I'm working my way through Niven's Introduction to Number Theory, and the wording of the following problem is making me unsure of my answer:
Show that there is a one-to-one correspondence between twin primes and numbers $n$ such that $n^2-1$ has just four positive divisors.
I felt an obvious bijection would be $f\colon A\rightarrow B\colon (p,p+2)\mapsto p+1$, where $A$ is the set of all pairs of twin primes, and $B$ is the set of all positive $n$ such that $n^2-1$ has only four positive divisors. $f$ is injective, and for any such $n$, if $n^2-1=(n-1)(n+1)$, has only four positive divisors, they must be $1,(n-1),(n+1),n^2-1$, implying that $n-1$ and $n+1$ are twin primes, and thus $(n-1,n+1)$ would be a suitable preimage.
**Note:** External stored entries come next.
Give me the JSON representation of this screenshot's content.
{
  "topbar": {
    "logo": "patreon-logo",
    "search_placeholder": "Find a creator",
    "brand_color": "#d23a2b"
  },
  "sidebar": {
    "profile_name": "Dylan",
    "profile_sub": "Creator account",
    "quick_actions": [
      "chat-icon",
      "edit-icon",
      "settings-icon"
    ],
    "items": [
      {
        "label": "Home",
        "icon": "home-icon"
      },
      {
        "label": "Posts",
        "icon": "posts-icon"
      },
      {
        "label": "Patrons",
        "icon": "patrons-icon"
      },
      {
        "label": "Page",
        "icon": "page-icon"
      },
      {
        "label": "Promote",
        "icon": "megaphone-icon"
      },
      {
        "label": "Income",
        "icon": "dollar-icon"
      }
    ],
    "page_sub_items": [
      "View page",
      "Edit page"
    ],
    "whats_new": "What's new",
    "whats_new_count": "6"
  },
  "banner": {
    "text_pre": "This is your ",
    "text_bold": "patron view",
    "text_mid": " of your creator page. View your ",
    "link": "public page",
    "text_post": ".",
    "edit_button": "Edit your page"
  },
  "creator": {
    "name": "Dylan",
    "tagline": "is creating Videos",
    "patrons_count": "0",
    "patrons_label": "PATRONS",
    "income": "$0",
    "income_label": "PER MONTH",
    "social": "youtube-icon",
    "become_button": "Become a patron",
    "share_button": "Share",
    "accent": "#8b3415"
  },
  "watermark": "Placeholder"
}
However, I assumed the wording of the problem meant I should show a bijection from unordered pairs of twin primes to positive integers, but I'm not sure if the problem intended for me to find a bijection that takes a single prime that happens to be a twin prime, to any such $n$, not necessarily positive which is problematic since both $n$ and $-n$ give the same $n^2-1$. Have I interpreted this problem correctly? If not, do other bijections exist with the differing domains and ranges I mentioned above?